Rheinische Post Duesseldorf Meerbusch

„Niemand wird als Antisemit geboren“

Der Beauftragt­e der Bundesregi­erung für jüdisches Leben in Deutschlan­d will alle Kräfte gegen Hass und Hetze im Netz vereinen.

- FOTO: PETER KNEFFEL/DPA GREGOR MAYNTZ FÜHRTE DAS INTERVIEW.

Herr Klein, welche Herausford­erungen sehen Sie 2021 für den Kampf gegen Antisemiti­smus?

KLEIN Zunächst einmal geht es darum, das Gesetz gegen Hass und Hetze im Internet nach dem Rücklauf aus dem Bundespräs­idialamt möglichst rasch in veränderte­r Form auf den Weg zu bringen. Davon erhoffe ich mir entscheide­nde Erfolge, weil es dann leichter ist, die Identität jener herauszufi­nden, die Antisemiti­smus verbreiten. Wir wissen aus Pilotproje­kten, dass das Milieu, das so etwas verbreitet, zurückweic­ht, wenn Gegendruck kommt, wenn Polizei und Staatsanwa­ltschaft reagieren.

Sind weitere Gesetzesno­vellen nötig?

KLEIN Ich sehe da vor allem das Richterges­etz.
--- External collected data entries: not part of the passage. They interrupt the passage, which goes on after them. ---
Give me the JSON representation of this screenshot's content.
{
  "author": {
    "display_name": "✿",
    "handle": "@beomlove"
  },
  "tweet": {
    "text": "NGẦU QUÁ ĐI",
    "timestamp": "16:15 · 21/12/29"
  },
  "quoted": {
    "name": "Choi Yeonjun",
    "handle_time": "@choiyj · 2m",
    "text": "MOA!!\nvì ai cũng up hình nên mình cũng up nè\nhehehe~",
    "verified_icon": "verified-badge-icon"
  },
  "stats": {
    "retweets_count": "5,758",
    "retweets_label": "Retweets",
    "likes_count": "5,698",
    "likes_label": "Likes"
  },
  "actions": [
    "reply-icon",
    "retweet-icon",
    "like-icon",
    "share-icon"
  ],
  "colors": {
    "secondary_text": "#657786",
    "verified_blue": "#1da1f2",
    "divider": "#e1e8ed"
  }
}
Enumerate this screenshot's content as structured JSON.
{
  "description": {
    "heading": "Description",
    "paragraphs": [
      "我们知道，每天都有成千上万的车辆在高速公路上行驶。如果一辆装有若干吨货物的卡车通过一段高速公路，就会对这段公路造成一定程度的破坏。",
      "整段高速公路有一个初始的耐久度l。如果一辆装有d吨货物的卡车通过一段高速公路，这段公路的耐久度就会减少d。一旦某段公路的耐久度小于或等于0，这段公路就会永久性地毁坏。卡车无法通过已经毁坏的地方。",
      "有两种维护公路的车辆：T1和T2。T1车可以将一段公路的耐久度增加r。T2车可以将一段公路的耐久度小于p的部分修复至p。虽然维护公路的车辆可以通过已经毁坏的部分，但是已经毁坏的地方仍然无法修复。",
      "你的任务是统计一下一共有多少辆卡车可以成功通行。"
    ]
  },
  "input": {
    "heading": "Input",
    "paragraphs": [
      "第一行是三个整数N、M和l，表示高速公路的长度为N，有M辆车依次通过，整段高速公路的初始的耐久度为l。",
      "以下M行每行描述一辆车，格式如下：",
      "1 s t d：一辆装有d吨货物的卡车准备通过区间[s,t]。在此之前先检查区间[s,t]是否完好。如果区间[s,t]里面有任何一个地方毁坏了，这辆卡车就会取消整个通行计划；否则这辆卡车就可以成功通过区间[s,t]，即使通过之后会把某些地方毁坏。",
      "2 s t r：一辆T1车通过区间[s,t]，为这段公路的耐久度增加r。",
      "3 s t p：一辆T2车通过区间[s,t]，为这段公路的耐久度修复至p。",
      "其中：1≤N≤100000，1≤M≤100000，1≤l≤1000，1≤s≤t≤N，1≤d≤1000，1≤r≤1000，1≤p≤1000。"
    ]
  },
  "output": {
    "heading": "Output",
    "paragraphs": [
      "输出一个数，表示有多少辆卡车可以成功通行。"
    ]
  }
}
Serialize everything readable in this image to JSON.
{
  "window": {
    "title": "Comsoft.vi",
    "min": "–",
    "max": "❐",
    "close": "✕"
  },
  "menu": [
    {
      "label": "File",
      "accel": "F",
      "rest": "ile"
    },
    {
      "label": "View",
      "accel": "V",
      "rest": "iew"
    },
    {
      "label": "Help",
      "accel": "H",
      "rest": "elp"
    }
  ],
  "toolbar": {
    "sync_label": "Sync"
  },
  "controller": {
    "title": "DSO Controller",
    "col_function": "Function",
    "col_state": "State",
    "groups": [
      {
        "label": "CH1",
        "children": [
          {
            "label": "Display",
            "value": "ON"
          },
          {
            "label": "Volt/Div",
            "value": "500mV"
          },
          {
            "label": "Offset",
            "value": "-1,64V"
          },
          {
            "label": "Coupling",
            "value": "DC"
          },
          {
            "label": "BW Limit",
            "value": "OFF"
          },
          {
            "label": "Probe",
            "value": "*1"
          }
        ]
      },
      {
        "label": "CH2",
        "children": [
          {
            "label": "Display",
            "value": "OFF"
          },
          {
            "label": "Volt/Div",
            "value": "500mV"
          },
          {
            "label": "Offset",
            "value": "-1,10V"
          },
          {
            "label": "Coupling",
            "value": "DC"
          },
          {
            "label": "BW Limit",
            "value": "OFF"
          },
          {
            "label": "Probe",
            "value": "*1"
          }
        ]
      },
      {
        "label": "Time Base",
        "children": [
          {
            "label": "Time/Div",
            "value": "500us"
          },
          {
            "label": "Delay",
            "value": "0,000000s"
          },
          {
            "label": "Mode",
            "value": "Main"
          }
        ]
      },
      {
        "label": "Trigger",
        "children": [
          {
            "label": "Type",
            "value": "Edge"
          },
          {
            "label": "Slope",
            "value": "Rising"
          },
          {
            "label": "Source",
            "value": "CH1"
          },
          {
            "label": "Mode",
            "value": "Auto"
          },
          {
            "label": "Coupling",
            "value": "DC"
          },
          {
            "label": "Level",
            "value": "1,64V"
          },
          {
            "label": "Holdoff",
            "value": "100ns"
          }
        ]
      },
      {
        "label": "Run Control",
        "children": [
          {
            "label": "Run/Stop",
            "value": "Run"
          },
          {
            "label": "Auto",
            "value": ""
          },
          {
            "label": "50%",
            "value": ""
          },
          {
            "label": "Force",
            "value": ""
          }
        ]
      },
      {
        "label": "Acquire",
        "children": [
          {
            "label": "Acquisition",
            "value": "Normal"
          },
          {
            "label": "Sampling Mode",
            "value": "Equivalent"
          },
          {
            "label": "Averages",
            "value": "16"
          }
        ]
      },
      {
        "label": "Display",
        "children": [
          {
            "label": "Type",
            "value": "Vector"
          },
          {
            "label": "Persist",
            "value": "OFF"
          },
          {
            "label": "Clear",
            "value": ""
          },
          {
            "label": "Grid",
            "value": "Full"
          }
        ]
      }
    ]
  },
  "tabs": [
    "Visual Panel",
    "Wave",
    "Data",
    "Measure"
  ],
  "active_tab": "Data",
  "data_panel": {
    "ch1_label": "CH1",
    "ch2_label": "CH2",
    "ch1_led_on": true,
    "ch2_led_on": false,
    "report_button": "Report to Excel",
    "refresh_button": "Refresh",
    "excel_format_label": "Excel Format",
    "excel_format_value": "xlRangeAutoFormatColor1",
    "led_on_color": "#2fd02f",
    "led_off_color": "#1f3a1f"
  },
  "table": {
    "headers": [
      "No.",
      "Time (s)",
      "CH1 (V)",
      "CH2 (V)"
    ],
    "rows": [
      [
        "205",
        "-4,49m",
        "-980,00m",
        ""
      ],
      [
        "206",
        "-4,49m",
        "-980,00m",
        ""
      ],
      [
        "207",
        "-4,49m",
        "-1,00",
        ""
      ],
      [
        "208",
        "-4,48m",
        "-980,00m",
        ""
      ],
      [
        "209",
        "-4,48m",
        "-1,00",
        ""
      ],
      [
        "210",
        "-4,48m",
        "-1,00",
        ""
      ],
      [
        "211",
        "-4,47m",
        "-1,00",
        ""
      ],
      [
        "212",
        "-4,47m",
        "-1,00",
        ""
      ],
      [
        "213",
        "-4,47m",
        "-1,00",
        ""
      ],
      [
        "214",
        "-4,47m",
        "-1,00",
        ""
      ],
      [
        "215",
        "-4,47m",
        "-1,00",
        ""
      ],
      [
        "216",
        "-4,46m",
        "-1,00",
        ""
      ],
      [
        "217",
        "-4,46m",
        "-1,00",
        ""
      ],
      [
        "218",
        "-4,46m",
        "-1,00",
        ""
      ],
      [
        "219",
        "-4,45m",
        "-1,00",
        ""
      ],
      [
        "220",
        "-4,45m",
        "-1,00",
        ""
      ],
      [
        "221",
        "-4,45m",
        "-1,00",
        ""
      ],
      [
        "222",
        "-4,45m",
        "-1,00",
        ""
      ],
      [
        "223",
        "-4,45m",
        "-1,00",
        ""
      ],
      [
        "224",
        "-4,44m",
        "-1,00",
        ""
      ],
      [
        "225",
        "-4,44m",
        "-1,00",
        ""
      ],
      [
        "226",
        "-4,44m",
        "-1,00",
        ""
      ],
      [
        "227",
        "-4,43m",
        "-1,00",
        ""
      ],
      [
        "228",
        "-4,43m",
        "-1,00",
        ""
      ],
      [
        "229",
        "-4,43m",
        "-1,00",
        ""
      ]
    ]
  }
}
Wir müssen es schaffen, dass angehende Richter und Staatsanwä­lte schon in der Ausbildung für die Erscheinun­gsformen des Antisemiti­smus und das Versagen der Justiz im Nationalso­zialismus sensibilis­iert werden. Wer Plakate wie „Israel ist unser Unglück“mit klaren Bezügen zur ähnlich klingenden NS-Propaganda als freie Meinungsäu­ßerung bewertet, macht deutlich, dass Justizunre­cht stärker und systematis­cher in den Blick genommen werden muss.

Die Eindämmung der Boykott-Bewegung gegen Israel, kurz: BDS, hat allerdings auch zu einer Gegenreakt­ion unter Wissenscha­ftler, Künstlern und Autoren geführt. Wie gehen Sie mit deren „Initiative Weltoffenh­eit“um?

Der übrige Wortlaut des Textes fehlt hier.